Preliminary investigations of the metabolism and pharmacological activity of beta-hydroxytryptamines in mammals

• Published in: Journal of pharmacy and pharmacology Vol. 28; no. 5; p. 424
• Main Authors: Plavsić, V, Iskrić, S, Kveder, S, Tućan-Foretić, M, Wolf, D, Gjuris, V, Supek, Z
• Format: Journal Article
• Language: English
• Published: England 01.05.1976
• Subjects: Animals; Blood Pressure - drug effects; Deamination; Electrocardiography; Female; Guinea Pigs; Ileum - drug effects; In Vitro Techniques; Kinetics; Liver - metabolism; Muscle, Smooth - drug effects; Oxygen Consumption - drug effects; Rats; Respiration - drug effects; Serotonin - analogs & derivatives; Serotonin - chemical synthesis; Serotonin - metabolism; Serotonin - pharmacology
• ISSN: 0022-3573
• DOI: 10.1111/j.2042-7158.1976.tb04647.x

beta-Hydroxytryptamine and beta-hydroxy-5-hydroxytryptamine were incubated with rat liver slices and oxidative deamination was established as the main route of metabolism: in both instances the corresponding indole-3-glycollic acids and indole-3-ethane diols were the major metabolites.

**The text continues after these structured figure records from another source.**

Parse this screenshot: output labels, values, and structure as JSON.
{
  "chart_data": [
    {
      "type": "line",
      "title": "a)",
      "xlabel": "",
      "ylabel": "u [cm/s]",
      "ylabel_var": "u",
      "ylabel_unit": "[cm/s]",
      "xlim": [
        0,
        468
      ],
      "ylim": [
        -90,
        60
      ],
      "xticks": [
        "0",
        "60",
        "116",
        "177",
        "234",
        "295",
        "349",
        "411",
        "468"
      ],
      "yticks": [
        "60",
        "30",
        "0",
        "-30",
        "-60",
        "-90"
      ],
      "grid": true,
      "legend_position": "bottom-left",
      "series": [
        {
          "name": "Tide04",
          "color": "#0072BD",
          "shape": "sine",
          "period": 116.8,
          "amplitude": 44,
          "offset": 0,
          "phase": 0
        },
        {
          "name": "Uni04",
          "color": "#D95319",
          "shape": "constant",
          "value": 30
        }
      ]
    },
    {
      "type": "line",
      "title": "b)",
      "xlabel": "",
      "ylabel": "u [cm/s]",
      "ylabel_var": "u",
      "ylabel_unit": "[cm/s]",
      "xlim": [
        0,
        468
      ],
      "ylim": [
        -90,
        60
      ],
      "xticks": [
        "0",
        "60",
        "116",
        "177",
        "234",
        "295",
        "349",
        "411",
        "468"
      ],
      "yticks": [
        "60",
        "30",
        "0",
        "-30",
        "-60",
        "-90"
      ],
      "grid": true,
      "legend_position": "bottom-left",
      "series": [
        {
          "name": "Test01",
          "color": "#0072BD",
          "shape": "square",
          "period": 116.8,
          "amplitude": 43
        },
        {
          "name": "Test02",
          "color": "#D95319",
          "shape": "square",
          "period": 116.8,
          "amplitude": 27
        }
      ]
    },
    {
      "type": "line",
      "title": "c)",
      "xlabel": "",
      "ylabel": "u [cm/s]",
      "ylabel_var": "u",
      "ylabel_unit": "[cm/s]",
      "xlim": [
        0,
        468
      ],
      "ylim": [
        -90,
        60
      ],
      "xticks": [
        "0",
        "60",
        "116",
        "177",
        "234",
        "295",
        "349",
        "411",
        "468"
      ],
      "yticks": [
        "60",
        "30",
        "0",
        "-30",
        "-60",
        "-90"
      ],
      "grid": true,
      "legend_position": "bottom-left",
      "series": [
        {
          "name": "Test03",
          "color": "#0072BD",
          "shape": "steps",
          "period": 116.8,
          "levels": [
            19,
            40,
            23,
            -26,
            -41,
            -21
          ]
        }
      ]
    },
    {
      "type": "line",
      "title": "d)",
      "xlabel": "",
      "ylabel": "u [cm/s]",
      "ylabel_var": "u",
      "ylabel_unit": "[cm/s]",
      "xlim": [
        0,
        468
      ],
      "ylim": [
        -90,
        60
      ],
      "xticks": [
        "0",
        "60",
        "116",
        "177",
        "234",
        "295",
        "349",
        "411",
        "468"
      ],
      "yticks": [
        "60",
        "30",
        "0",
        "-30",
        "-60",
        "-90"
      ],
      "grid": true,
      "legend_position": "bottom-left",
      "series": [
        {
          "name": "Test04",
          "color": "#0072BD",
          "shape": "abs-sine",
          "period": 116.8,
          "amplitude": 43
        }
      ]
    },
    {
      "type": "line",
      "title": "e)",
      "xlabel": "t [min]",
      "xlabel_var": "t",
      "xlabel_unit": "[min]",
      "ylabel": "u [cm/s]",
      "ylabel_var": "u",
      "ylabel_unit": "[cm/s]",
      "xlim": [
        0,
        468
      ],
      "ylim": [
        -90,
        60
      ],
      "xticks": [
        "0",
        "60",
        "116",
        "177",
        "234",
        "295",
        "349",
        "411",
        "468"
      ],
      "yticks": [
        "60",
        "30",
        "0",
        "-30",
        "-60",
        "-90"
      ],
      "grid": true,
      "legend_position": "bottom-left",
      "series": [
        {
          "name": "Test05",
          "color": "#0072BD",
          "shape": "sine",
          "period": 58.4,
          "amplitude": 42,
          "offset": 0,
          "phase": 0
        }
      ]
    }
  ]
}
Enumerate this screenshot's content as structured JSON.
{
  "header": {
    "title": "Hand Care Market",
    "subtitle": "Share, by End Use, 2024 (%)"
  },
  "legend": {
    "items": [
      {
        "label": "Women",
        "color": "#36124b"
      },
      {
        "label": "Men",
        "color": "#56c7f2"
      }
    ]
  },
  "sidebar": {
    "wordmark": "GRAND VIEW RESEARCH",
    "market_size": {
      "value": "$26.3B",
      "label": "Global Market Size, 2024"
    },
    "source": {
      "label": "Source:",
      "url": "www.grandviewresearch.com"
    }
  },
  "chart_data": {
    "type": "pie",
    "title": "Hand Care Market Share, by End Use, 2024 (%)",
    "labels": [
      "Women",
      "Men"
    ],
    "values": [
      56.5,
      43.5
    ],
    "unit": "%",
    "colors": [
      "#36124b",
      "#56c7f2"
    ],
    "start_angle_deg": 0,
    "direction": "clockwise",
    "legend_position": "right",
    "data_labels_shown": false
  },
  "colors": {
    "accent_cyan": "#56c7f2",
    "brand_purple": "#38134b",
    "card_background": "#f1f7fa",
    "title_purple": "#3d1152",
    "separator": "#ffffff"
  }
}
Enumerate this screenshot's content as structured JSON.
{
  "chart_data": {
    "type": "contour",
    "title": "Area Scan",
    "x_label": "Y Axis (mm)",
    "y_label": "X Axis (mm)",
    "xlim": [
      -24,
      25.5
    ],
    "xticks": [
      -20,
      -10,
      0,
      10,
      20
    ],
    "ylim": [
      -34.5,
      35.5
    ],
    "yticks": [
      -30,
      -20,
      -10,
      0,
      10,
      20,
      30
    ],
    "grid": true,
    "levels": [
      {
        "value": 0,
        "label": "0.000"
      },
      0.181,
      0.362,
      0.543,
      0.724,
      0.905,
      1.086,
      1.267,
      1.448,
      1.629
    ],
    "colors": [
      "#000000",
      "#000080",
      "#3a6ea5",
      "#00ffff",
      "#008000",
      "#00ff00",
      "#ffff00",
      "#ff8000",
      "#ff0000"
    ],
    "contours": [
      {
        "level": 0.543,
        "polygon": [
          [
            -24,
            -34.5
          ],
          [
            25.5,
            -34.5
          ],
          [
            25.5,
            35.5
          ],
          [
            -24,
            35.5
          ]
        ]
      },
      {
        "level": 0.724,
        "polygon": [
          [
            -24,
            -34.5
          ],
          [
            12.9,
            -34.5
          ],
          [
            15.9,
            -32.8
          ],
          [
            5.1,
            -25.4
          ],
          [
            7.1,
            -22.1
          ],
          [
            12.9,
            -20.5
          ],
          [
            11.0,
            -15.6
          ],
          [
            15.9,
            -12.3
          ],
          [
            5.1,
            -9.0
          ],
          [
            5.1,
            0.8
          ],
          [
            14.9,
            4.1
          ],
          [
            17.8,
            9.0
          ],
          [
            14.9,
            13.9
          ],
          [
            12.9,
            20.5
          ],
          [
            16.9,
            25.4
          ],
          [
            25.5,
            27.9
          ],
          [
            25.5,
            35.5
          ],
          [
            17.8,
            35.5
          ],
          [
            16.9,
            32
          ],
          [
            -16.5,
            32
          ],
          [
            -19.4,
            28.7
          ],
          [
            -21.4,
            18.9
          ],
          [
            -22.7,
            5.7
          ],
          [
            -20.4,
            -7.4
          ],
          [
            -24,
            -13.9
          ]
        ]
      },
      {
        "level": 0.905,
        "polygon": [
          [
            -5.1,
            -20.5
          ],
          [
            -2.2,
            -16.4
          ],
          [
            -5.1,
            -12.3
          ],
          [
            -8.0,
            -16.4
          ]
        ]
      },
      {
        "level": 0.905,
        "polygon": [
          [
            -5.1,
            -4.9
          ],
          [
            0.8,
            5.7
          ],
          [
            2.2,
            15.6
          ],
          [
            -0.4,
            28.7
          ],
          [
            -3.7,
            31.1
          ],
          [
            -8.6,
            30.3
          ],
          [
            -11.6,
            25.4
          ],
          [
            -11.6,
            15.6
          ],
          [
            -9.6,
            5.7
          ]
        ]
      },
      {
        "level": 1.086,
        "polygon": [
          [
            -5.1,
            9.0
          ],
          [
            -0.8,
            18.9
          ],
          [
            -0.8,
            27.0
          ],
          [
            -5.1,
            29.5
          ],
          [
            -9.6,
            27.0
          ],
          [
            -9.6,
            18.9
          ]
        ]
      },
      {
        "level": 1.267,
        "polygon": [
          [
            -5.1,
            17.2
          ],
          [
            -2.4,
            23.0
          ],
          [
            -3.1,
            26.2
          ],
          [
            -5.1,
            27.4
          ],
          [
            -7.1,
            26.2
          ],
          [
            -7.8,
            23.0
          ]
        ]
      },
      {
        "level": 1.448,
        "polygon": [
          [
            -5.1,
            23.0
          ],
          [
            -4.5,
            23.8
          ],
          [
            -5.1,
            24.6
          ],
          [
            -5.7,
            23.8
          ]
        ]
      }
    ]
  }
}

However, the rates of deamination of beta-hydroxylated tryptamines, as measured manometrically, were found to be much slower than those of tryptamines nonhydroxylated in the side chain. The pharmacological activities of beta-hydroxylated tryptamines were tested in guinea-pigs on resistance of respiratory pathways, spontaneous respiration, electrocardiogram, blood pressure and isolated ileum, using tryptamine and 5-HT as reference substances. The effects of tryptamines hydroxylated in the side chain were in general similar to those of corresponding tryptamines but of much lower intensities; only in increasing the blood pressure was beta-hydroxytryptamine as active as tryptamine. The different reactions of these two groups of substances in the presence of some antagonists indicate that the receptors are probably not the same.